My feeling is that many Americans, men and women, in their sexist hearts, have the same feelings about Rice. But unlike Zhirinovsky, they thankfully don't have access to mass media.
But one must wonder what proportion of our feelings toward people in public life is substantive and how much of it is visceral or prejudiced?
How many qualified people are denied our votes or our support because we don't deem them attractive enough, or because they're female, or whatever?
And how often do we, like Zhirinovsky, pounce on irrelevant personal attributes in order to repudiate another person's point of view?
And how often, for that matter, do we jump on somebody's bandwagon just because we like the way the look or talk?

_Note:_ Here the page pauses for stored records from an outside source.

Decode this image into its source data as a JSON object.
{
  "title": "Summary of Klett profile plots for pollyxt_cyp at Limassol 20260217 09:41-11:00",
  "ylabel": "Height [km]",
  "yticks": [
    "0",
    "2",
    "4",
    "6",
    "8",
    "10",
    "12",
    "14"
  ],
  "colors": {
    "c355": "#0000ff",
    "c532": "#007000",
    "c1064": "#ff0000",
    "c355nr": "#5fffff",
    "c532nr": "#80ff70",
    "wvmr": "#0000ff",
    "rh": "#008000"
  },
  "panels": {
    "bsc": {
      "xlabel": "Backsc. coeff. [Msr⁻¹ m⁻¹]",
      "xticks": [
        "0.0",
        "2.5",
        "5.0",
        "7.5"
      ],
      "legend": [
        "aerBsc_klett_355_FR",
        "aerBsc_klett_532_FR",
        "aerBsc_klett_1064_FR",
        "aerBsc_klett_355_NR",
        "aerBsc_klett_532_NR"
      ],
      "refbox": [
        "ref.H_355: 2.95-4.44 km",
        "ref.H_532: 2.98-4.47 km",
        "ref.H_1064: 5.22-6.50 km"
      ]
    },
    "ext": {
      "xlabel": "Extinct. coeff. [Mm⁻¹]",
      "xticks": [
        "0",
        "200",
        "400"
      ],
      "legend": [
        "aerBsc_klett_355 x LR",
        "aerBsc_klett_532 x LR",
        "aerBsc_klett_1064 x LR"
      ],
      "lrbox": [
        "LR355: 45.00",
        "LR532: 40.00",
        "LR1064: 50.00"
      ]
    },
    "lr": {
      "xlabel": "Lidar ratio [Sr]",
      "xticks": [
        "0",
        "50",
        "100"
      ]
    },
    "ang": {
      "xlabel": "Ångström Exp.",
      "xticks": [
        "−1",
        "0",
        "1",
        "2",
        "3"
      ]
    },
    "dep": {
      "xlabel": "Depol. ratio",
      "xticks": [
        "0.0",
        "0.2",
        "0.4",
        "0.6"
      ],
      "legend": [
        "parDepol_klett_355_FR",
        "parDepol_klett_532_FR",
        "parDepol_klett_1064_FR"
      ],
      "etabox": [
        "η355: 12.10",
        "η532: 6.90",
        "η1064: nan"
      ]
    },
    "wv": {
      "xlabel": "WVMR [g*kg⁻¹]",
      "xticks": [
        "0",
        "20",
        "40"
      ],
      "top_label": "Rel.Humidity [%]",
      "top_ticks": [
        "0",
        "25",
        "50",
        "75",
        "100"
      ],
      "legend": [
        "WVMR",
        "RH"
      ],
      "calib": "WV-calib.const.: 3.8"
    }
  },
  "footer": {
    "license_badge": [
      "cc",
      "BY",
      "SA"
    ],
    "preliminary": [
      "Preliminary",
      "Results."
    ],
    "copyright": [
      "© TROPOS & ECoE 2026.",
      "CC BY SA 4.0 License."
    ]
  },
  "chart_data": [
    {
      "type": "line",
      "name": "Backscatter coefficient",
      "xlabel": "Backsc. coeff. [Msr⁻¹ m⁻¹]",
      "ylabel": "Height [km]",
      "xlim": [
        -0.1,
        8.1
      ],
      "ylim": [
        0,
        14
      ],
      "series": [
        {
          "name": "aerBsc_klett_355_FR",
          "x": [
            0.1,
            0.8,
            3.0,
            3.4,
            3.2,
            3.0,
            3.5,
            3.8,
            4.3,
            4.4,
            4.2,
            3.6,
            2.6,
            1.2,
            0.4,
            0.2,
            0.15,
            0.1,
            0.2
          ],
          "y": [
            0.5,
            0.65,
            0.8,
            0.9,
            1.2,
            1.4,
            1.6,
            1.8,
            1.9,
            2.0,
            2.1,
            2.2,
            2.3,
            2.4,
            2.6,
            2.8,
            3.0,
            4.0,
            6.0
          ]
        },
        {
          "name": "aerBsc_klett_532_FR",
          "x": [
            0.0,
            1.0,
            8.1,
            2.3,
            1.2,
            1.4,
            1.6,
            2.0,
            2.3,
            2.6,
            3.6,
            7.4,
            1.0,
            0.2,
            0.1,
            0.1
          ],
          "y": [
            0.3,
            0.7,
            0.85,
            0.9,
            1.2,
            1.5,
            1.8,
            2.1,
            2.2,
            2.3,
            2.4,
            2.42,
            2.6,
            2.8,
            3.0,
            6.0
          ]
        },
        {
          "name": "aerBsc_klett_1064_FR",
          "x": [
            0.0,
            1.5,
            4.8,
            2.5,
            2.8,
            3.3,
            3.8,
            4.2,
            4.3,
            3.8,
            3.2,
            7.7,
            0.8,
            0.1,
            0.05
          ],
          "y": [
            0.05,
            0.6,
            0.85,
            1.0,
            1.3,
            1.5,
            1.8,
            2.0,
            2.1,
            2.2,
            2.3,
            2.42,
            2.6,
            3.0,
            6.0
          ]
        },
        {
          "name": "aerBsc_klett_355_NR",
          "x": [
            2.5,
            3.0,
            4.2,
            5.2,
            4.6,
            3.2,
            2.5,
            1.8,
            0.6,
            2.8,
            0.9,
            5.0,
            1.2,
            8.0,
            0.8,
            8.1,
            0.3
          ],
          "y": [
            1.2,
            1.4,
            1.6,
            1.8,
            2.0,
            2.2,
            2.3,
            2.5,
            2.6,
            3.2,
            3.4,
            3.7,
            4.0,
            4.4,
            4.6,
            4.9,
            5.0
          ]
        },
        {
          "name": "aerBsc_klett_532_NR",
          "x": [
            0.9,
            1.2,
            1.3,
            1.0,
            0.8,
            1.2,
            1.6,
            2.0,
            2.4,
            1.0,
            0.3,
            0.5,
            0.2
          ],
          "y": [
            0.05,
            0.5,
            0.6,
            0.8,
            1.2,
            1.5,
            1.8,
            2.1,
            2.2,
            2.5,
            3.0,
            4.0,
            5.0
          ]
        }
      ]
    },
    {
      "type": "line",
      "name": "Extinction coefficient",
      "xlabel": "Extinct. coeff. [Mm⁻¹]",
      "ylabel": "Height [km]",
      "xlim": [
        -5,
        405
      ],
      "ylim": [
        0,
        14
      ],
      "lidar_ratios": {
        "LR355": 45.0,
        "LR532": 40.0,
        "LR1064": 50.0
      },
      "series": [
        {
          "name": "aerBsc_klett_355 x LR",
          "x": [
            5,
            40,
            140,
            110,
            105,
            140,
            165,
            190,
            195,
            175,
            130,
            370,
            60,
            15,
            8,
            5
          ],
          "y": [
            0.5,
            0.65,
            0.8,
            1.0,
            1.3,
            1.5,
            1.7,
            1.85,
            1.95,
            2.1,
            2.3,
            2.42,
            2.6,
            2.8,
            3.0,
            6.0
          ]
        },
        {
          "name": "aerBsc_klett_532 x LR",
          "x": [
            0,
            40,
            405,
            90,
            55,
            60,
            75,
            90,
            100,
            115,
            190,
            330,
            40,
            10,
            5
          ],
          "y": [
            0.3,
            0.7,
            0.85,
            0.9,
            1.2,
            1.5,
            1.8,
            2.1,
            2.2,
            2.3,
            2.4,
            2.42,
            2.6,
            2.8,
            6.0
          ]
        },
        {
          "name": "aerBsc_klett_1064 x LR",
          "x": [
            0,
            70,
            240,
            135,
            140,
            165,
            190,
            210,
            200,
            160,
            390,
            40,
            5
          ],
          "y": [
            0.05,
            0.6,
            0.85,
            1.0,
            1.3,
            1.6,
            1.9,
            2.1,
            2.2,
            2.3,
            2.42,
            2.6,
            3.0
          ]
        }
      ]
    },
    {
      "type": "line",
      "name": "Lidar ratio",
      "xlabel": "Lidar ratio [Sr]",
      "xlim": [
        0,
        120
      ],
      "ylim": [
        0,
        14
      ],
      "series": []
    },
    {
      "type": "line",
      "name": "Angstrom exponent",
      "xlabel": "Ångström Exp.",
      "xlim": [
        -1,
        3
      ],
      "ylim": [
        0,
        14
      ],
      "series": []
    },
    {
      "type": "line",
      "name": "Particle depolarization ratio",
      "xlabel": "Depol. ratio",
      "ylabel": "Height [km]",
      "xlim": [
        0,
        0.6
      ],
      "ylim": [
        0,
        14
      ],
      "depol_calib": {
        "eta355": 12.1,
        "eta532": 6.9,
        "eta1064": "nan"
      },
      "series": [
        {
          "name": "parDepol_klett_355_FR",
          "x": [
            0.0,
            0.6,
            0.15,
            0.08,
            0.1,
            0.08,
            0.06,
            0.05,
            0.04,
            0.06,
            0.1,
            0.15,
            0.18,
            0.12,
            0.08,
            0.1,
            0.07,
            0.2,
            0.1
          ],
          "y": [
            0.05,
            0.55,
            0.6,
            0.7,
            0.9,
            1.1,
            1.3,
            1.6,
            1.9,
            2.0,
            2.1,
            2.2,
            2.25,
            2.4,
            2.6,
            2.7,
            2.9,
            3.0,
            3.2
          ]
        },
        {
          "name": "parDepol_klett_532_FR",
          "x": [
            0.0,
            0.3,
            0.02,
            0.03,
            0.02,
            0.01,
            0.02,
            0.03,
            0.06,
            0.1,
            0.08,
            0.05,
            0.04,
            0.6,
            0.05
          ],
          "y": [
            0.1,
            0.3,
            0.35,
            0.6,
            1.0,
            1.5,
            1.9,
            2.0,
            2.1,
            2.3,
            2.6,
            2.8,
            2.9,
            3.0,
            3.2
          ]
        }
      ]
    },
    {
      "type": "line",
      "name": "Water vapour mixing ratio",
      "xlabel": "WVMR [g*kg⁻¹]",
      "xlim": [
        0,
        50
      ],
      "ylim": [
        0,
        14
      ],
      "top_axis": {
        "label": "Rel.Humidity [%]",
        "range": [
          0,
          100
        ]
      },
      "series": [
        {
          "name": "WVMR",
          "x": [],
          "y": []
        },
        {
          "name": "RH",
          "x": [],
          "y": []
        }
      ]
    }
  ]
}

None of this is to said either in support of or opposition to Rice as Secretary of State or unlikely presidential candidate. My general impression of her, based first of all, on seeing her interviewed as a foreign policy thinker years before she came to work for George W. Bush, is that she's a bright person. But I do think that there's a lot of sloppy and prejudicial thinking behind our attitudes toward people in the public eye.
I suppose that if I did an honest self-appraisal, my finger might as likely point to myself as to others for thinking that's shallow, prejudiced, or illogical. I can unceremoniously stash people in my own categories of choice and am apt to keep them there until the Second Coming. I'm not proud of that. But it's the truth.
But people do break free of stereotypical thinking or their own visceral and demographic strait-jackets. My brother-in-law, a late-40-something, divorced father, who works in sales and does house restoration on the side, sports a "Condi for President" bumper sticker on his truck. His mother, my mother-in-law, in her late-70s, is horrified at the very sight of the sticker, not because she has something against women in high office, like many women her age that I know. It's just that she's an ardent LibDem. We have interesting conversations sometimes.